Add cancel cause when client sends RST_STREAM frame #7541

dastrobu · 2024-08-20T13:40:32Z

Use case(s) - what problem will this feature solve?

When a client resets a connection, the http2_server cancels the current context to interrupt all "server internal processing". Relevant code is t.closeStream(s, false, 0, false) and s.cancel().

When there is a big context stack within the server's logic, it can be quite hard to find out why the context was canceled.
Was it due to some internal error? Timeout? Or is it due to a client sending the RST frame?

A real-world problem analysis is described in grafana/tempo#3957.

Proposed Solution

I am proposing to replace context.CancelFunc with context.CancelCauseFunc and adjust all context cancellations to report the cause.
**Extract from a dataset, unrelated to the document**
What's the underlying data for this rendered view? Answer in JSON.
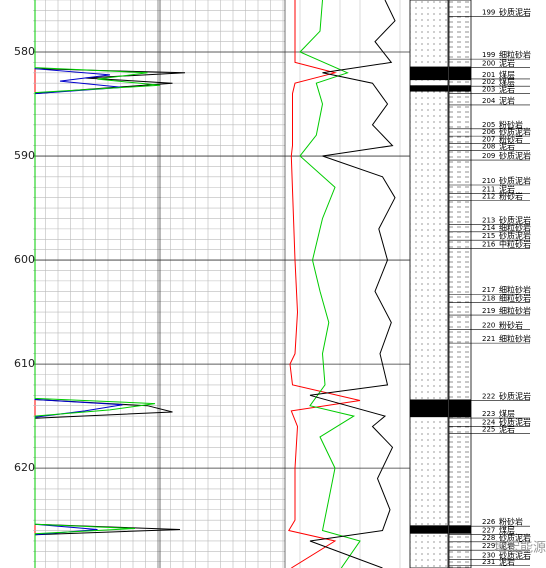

For the example described above, it could be something like this

func (t *http2Server) handleRSTStream(f *http2.RSTStreamFrame) {
	// If the stream is not deleted from the transport's active streams map, then do a regular close stream.
	if s, ok := t.getStream(f); ok {
		t.closeStream(s, false, 0, false, errors.New("RST_STREAM frame received"))
		return
	}

// ... 

func (t *http2Server) closeStream(s *Stream, rst bool, rstCode http2.ErrCode, eosReceived bool, cause error) {
	// In case stream sending and receiving are invoked in separate
	// goroutines (e.g., bi-directional streaming), cancel needs to be
	// called to interrupt the potential blocking on other goroutines.
	s.cancel(cause)

Alternatives Considered

nil

Additional Context

nil

The text was updated successfully, but these errors were encountered:

arjan-bal · 2024-08-21T10:06:22Z

Hi @dastrobu, thanks for submitting this proposal. It seems useful to me, I'm discussing this with other maintainers to see if we want to make this change.
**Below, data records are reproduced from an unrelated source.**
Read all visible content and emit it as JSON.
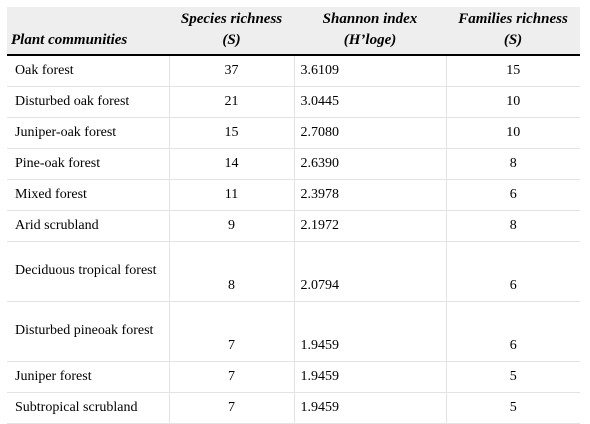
{
  "table": {
    "headers": [
      {
        "line1": "",
        "line2": "Plant communities"
      },
      {
        "line1": "Species richness",
        "line2": "(S)"
      },
      {
        "line1": "Shannon index",
        "line2": "(H’loge)"
      },
      {
        "line1": "Families richness",
        "line2": "(S)"
      }
    ],
    "rows": [
      {
        "community": "Oak forest",
        "species": "37",
        "shannon": "3.6109",
        "families": "15"
      },
      {
        "community": "Disturbed oak forest",
        "species": "21",
        "shannon": "3.0445",
        "families": "10"
      },
      {
        "community": "Juniper-oak forest",
        "species": "15",
        "shannon": "2.7080",
        "families": "10"
      },
      {
        "community": "Pine-oak forest",
        "species": "14",
        "shannon": "2.6390",
        "families": "8"
      },
      {
        "community": "Mixed forest",
        "species": "11",
        "shannon": "2.3978",
        "families": "6"
      },
      {
        "community": "Arid scrubland",
        "species": "9",
        "shannon": "2.1972",
        "families": "8"
      },
      {
        "community": "Deciduous tropical forest",
        "species": "8",
        "shannon": "2.0794",
        "families": "6"
      },
      {
        "community": "Disturbed pineoak forest",
        "species": "7",
        "shannon": "1.9459",
        "families": "6"
      },
      {
        "community": "Juniper forest",
        "species": "7",
        "shannon": "1.9459",
        "families": "5"
      },
      {
        "community": "Subtropical scrubland",
        "species": "7",
        "shannon": "1.9459",
        "families": "5"
      }
    ]
  }
}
arjan-bal · 2024-08-22T17:29:53Z

@dastrobu are you trying to propagate the reason for context cancellation to service method handlers? If yes, can you describe some use cases in which the handlers would react differently to different causes?

If the cause is not intended for method handlers, can you explain how it will be used?

dastrobu · 2024-08-23T12:22:12Z

@arjan-bal sure, let me try to detail the described use case a bit.

The Grafana Tempo distribute exposes a gRPC API to consume data.
In the handler, the context is propagated and some goroutines do some data processing in parallel.
When one of the goroutines fails (for whatever reason), it cancels the context, which in turn cancels all other goroutines.

In the handler, the error is reported so that operations teams can react to it.
However, the error message is just saying "context canceled". So what happened?

The client sent a RST frame. So the server is behaving correctly. The client may have canceled intentionally or the client is somehow misbehaving.
The server had an internal error and canceled the context. The ops team needs to investigate and fix it.

The proposal would make it transparent if the context cancellation was due to a client or a server error.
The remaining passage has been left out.